Zweiter Akt: Bayern und Tirol trafen sich Freitag zu einem „Verkehrsgipfel“ in Kufstein, um eine Verlängerung der Ausnahmegenehmigung zu erwirken. „Der Freistaat Bayern hat niemals in Frage gestellt, dass Österreich das Recht hat, eine Maut zu erheben und Vignettenkontrollen durchzuführen. Allerdings fordern wir gemeinsam mit Tirol eine weitere Aussetzung der Mautkontrollen zwischen der Landesgrenze und Kufstein-Süd bis Sommer 2015, wenigstens aber bis Ende 2014, damit wir wirksame Maßnahmen zum Schutz der Anwohner vor Ausweichverkehren konzipieren und umsetzen können“, sagt Bayerns Innenminister Joachim Herrmann (CSU). Weder ihm noch seinem Berliner Amts- und Parteikollegen Peter Ramsauer war der Termin sonderlich wichtig, der eine schickte seinen Staatssekretär, der andere seinen Ministerialdirektor.

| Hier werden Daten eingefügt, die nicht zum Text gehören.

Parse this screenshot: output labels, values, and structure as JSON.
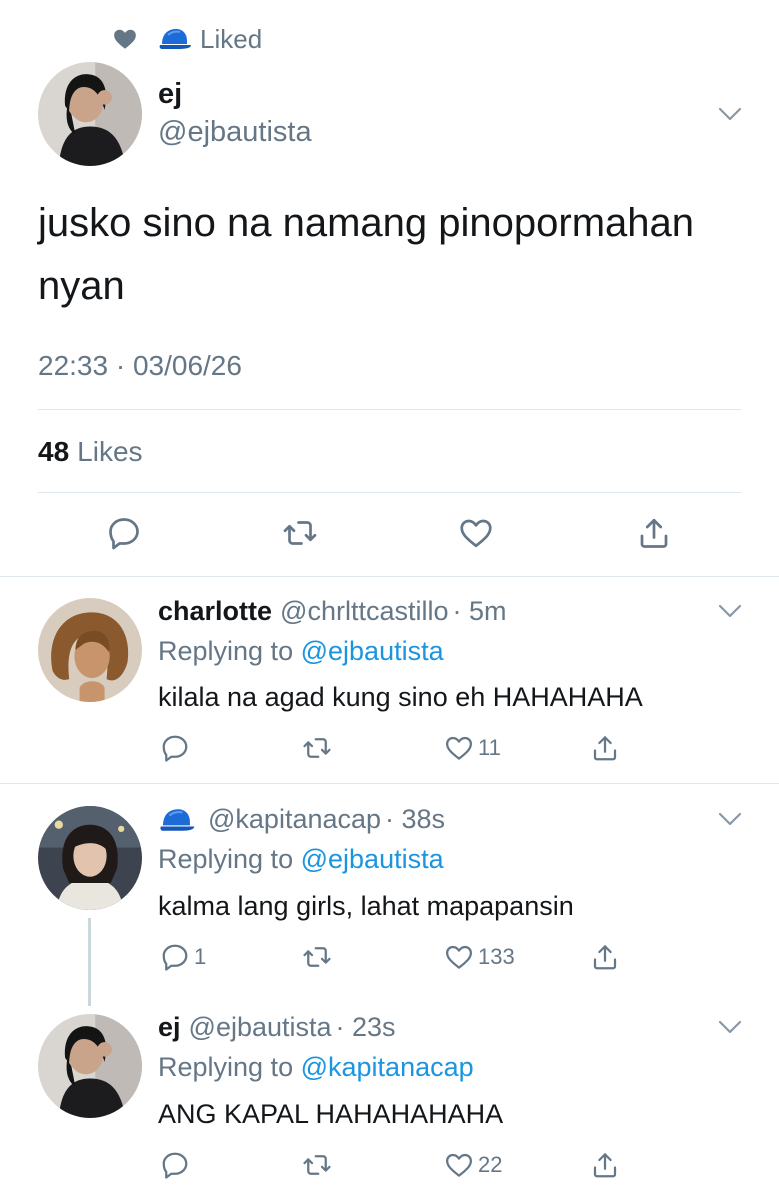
{
  "header": {
    "liked_label": "Liked"
  },
  "main_tweet": {
    "name": "ej",
    "handle": "@ejbautista",
    "text": "jusko sino na namang pinopormahan nyan",
    "timestamp": "22:33 · 03/06/26",
    "likes_count": "48",
    "likes_label": "Likes"
  },
  "replies": [
    {
      "name": "charlotte",
      "handle": "@chrlttcastillo",
      "time": "· 5m",
      "replying_prefix": "Replying to",
      "replying_to": "@ejbautista",
      "text": "kilala na agad kung sino eh HAHAHAHA",
      "reply_count": "",
      "like_count": "11"
    },
    {
      "name": "",
      "handle": "@kapitanacap",
      "time": "· 38s",
      "replying_prefix": "Replying to",
      "replying_to": "@ejbautista",
      "text": "kalma lang girls, lahat mapapansin",
      "reply_count": "1",
      "like_count": "133"
    },
    {
      "name": "ej",
      "handle": "@ejbautista",
      "time": "· 23s",
      "replying_prefix": "Replying to",
      "replying_to": "@kapitanacap",
      "text": "ANG KAPAL HAHAHAHAHA",
      "reply_count": "",
      "like_count": "22"
    }
  ],
  "colors": {
    "muted": "#657786",
    "link": "#1b95e0",
    "text": "#14171a",
    "cap_blue": "#1d6bd6"
  },
  "icons": [
    "heart-icon",
    "blue-cap-icon",
    "chevron-down-icon",
    "reply-icon",
    "retweet-icon",
    "like-icon",
    "share-icon"
  ]
}
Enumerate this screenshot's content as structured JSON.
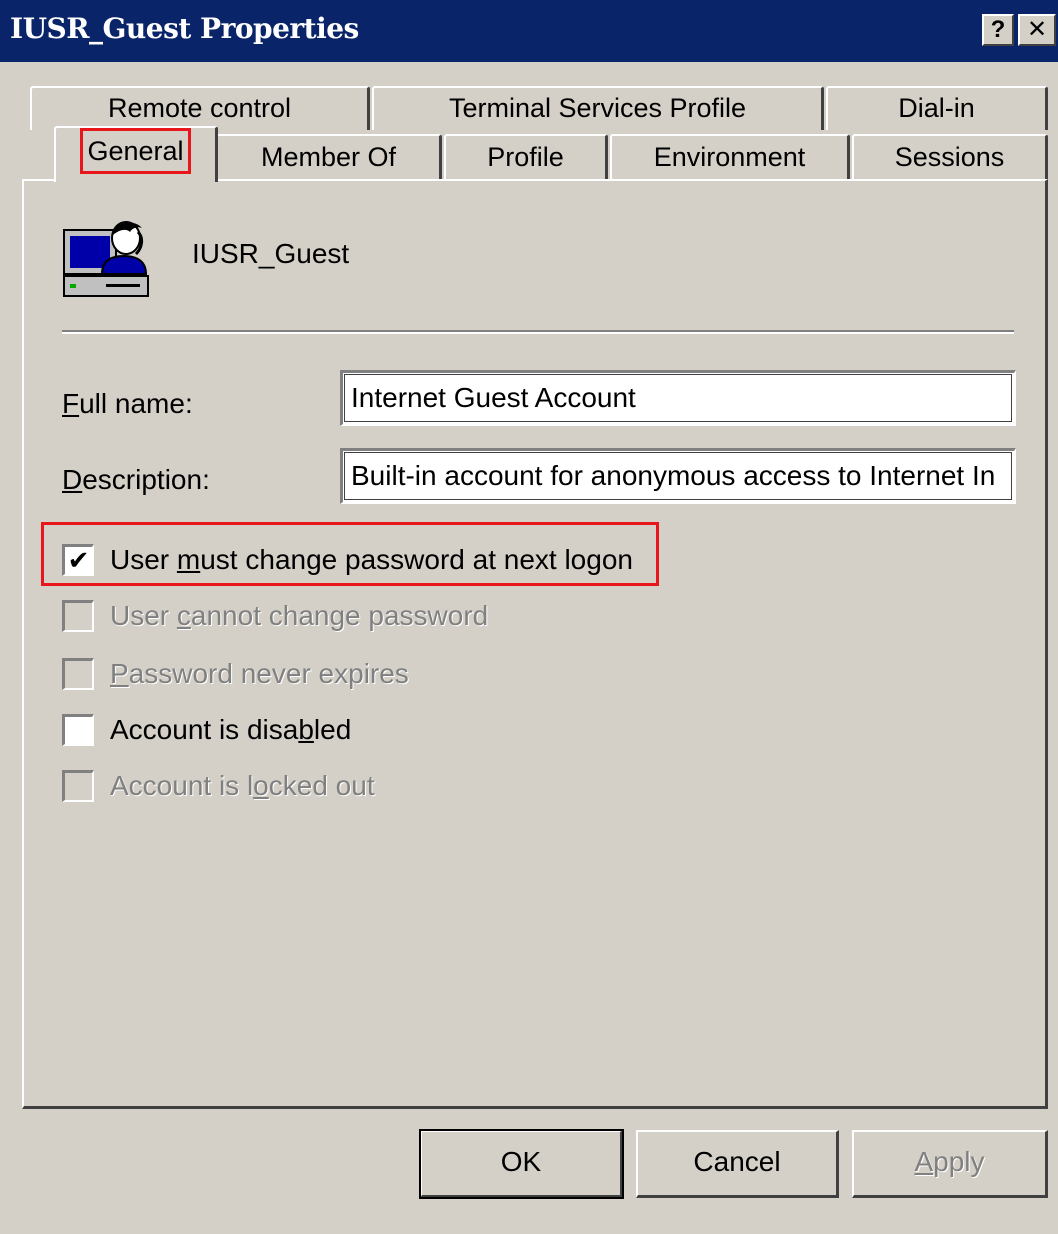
{
  "window": {
    "title": "IUSR_Guest Properties",
    "help_glyph": "?",
    "close_glyph": "✕"
  },
  "tabs": {
    "row1": [
      "Remote control",
      "Terminal Services Profile",
      "Dial-in"
    ],
    "row2": [
      "General",
      "Member Of",
      "Profile",
      "Environment",
      "Sessions"
    ],
    "selected": "General"
  },
  "user": {
    "icon": "user-computer-icon",
    "name": "IUSR_Guest"
  },
  "fields": {
    "full_name_label_mnemonic": "F",
    "full_name_label_rest": "ull name:",
    "full_name_value": "Internet Guest Account",
    "description_label_mnemonic": "D",
    "description_label_rest": "escription:",
    "description_value": "Built-in account for anonymous access to Internet In"
  },
  "checkboxes": {
    "must_change": {
      "pre": "User ",
      "mnemonic": "m",
      "post": "ust change password at next logon",
      "checked": true,
      "enabled": true
    },
    "cannot_change": {
      "pre": "User ",
      "mnemonic": "c",
      "post": "annot change password",
      "checked": false,
      "enabled": false
    },
    "never_expires": {
      "pre": "",
      "mnemonic": "P",
      "post": "assword never expires",
      "checked": false,
      "enabled": false
    },
    "disabled": {
      "pre": "Account is disa",
      "mnemonic": "b",
      "post": "led",
      "checked": false,
      "enabled": true
    },
    "locked": {
      "pre": "Account is l",
      "mnemonic": "o",
      "post": "cked out",
      "checked": false,
      "enabled": false
    }
  },
  "buttons": {
    "ok": "OK",
    "cancel": "Cancel",
    "apply_mnemonic": "A",
    "apply_rest": "pply"
  },
  "colors": {
    "title_bar": "#0a246a",
    "face": "#d4d0c8",
    "highlight_annotation": "#e8161a"
  }
}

Das erwartete Ergebnis am Nachmittag: Wien bleibt hart – ab Sonntag wird kassiert.

Der ADAC unterstützt die EU-Klagen der Nachbarländer

Dritter Akt: Erboste Bayern und Tiroler wollen am Sonntag die Autobahn blockieren. Das Landratsamt in Rosenheim hat die Protestaktion der Bürgerinitiative „Keine Maut ab Grenze“ auf der A93 Richtung Süden zugelassen und sperrt die A93 von 9 bis 13 Uhr. Auch Tiroler wollen in beide Richtungen blockieren. Das könnte ein Vorgeschmack auf die Blechlawinen-Kolonne sein, die künftig Wochenende für Wochenende zwischen Kiefersfelden und Oberaudorf durch die Straßen rollt.

Auch politisch sorgt die Pickerl-Posse für ganz neue Allianzen: Der ADAC kündigte am Freitag an, die angekündigten Klagen von Österreich und den Niederlanden vor dem Europäischen Gerichtshof gegen die von der CSU in den Koalitionsvertrag geschriebene Pkw-Maut in Deutschland zu unterstützen.